March 17, 2025 Tags:

Wall Street’s confidence in the profit potential of major U.S. companies is weakening, adding pressure to an already struggling stock market. Analysts are revising their earnings expectations downward, signalling potential trouble for investors.

For 22 of the past 23 weeks, profit forecasts for companies in the S&P 500 have been downgraded more than they’ve been upgraded—the longest streak since early 2023, according to Bloomberg Intelligence. Despite an overall strong outlook, this shift raises concerns about the market’s ability to sustain its current valuations.

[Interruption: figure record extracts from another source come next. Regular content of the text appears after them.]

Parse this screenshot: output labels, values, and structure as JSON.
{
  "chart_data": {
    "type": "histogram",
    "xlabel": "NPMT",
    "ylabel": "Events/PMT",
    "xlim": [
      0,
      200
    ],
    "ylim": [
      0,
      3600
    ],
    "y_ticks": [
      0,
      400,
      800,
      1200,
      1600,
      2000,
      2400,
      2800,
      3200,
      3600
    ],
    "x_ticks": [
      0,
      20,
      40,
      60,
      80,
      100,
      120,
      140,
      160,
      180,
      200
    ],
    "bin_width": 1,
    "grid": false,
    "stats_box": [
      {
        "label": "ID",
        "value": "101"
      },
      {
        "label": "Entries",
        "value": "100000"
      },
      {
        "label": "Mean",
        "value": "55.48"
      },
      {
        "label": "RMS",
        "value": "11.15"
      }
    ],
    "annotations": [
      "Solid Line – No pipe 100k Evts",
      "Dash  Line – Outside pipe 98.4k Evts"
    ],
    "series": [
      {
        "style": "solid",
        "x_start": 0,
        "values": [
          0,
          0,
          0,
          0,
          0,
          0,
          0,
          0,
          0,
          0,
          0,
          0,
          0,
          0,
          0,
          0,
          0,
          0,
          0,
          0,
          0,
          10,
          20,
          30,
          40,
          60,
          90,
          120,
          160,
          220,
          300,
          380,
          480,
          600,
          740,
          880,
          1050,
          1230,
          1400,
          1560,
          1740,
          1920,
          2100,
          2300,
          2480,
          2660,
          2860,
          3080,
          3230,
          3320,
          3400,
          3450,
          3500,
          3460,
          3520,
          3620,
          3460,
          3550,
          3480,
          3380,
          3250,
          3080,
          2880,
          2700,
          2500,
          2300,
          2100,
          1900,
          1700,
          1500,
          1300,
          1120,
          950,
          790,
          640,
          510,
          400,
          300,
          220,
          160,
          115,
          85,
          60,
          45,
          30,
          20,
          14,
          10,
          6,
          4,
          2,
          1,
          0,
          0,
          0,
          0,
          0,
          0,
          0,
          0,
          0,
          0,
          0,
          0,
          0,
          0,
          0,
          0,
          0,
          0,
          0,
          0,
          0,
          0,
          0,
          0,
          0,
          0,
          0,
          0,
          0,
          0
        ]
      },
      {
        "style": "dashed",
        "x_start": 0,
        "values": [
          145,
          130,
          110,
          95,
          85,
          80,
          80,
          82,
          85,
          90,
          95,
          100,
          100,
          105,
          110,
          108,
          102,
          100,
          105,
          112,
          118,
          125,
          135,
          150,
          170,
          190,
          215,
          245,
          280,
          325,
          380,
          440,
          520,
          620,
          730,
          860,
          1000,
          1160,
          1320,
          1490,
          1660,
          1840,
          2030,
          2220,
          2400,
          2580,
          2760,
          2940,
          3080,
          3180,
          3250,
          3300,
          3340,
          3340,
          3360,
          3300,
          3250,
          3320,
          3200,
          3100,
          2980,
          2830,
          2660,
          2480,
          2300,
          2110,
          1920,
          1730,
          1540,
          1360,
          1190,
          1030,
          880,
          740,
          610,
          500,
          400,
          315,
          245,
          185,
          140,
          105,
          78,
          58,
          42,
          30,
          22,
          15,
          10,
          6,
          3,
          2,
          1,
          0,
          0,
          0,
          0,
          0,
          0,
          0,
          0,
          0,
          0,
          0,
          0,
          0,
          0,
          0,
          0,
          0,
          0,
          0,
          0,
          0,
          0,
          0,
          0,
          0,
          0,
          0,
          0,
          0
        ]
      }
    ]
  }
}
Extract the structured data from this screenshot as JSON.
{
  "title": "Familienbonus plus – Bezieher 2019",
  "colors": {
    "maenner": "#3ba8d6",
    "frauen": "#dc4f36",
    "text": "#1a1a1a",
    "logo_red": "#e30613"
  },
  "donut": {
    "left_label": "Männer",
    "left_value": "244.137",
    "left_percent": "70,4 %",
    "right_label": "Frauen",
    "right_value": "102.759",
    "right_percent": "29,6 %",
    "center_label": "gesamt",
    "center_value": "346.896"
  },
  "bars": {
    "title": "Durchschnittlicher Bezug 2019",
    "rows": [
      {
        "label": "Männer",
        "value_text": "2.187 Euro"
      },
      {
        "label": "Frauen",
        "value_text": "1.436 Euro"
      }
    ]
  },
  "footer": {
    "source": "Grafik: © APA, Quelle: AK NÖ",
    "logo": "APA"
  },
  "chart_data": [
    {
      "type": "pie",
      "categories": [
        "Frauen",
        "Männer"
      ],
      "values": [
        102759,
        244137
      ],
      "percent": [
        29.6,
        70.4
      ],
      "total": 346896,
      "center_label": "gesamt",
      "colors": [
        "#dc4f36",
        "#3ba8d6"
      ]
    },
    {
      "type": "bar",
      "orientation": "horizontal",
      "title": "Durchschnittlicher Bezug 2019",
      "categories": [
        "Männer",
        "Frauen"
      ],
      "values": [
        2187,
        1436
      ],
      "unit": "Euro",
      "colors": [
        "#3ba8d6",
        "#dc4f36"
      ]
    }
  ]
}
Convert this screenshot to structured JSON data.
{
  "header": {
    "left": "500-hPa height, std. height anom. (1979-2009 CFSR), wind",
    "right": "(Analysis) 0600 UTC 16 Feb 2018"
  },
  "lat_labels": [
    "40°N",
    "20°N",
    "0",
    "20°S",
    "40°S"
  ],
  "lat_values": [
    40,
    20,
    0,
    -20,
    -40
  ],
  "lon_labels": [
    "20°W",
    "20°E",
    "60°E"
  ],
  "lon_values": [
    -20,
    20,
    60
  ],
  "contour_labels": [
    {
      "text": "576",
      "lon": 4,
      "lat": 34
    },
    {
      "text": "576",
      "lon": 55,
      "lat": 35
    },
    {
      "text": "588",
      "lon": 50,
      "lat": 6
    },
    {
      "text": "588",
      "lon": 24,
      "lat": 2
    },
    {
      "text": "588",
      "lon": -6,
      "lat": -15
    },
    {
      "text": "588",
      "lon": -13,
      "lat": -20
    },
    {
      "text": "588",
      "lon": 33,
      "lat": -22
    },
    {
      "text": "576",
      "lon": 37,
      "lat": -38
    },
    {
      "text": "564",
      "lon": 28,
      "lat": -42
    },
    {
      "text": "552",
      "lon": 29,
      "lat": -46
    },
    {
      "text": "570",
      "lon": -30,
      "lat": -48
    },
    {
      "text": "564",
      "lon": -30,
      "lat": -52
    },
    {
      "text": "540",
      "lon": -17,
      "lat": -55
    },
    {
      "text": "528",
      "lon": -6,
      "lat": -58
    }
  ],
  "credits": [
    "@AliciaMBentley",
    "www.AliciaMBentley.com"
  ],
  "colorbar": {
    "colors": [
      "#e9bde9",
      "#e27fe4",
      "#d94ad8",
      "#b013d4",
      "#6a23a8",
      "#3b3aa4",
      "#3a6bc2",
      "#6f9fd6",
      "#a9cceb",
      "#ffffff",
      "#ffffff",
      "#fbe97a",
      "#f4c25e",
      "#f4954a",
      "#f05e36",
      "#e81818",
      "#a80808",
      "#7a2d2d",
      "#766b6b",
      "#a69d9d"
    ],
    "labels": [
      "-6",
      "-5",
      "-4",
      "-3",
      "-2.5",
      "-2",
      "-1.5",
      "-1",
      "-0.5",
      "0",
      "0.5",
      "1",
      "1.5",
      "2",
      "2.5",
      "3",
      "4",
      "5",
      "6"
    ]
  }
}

Tariffs and Market Worries Weigh on Stocks

The stock market has already taken a hit, with the S&P 500 dropping around 8% from its peak last month. Concerns over the economic impact of tariffs imposed by U.S. President Donald Trump have fueled this decline. Investors worry that if earnings fail to meet expectations, the market could sink further.

“The outlook for corporate profits is cracking,” said Eric Beiley, an executive at Steward Partners. The ongoing stock market decline, he noted, is forcing analysts to lower their earnings estimates even further.

Major Companies Signal Weakness

The first-quarter earnings season kicks off on April 11 with reports from major banks like JPMorgan Chase & Co. But some companies have already warned of weaker-than-expected profits.

American Airlines recently announced that its first-quarter losses will be double the initial forecast. Similarly, Delta Air Lines slashed its profit outlook in half, blaming weaker demand for travel. Retail giants like Walmart, Kohl’s, and Abercrombie & Fitch have also expressed caution about their financial performance.

At the start of the year, analysts predicted a 13% increase in S&P 500 profits for 2025. That forecast has since dropped to 10%, and some experts believe further reductions are likely. Yung-Yu Ma of BMO Wealth Management expects earnings growth projections to fall to single-digit percentages as companies adjust for the impact of tariffs on profit margins.

“There’s still a risk that estimates will keep declining,” said Scott Chronert, Citigroup’s head of U.S. equity strategy.

Gold and Bonds Surge as Investors Seek Safety

As fears about earnings and tariffs grow, investors are shifting funds to safer assets. Gold prices have reached record highs, and demand for U.S. government bonds has increased since mid-February.

Keith Buchanan, a senior portfolio manager at Globalt Investments, has been selling some large-cap stocks and increasing cash reserves. “Playing it safe makes the most sense right now,” he said.

Hopes for a Turnaround

Despite the gloom, corporate earnings have proven resilient in the past. Some investors are betting that Trump might soften or scrap tariffs before they significantly impact profits. However, analysts warn that even if companies don’t lower their forecasts immediately, the damage could become more apparent months down the line.

Looking back at Trump’s first term, tariffs on Chinese goods took about a year to show their full impact on corporate profits. However, at that time, the economy benefited from corporate tax cuts. With pressure mounting on Trump to pass new tax reforms, investors are watching closely to see if a similar buffer will emerge.

Michael Shaoul, CEO of Ion Macro Management, believes that the recent stock selloff is more about investors pulling money from overvalued U.S. stocks and shifting funds to Europe and Asia. He remains confident in long-term corporate profits but warns that any unexpected earnings disappointments could lead to further market turmoil.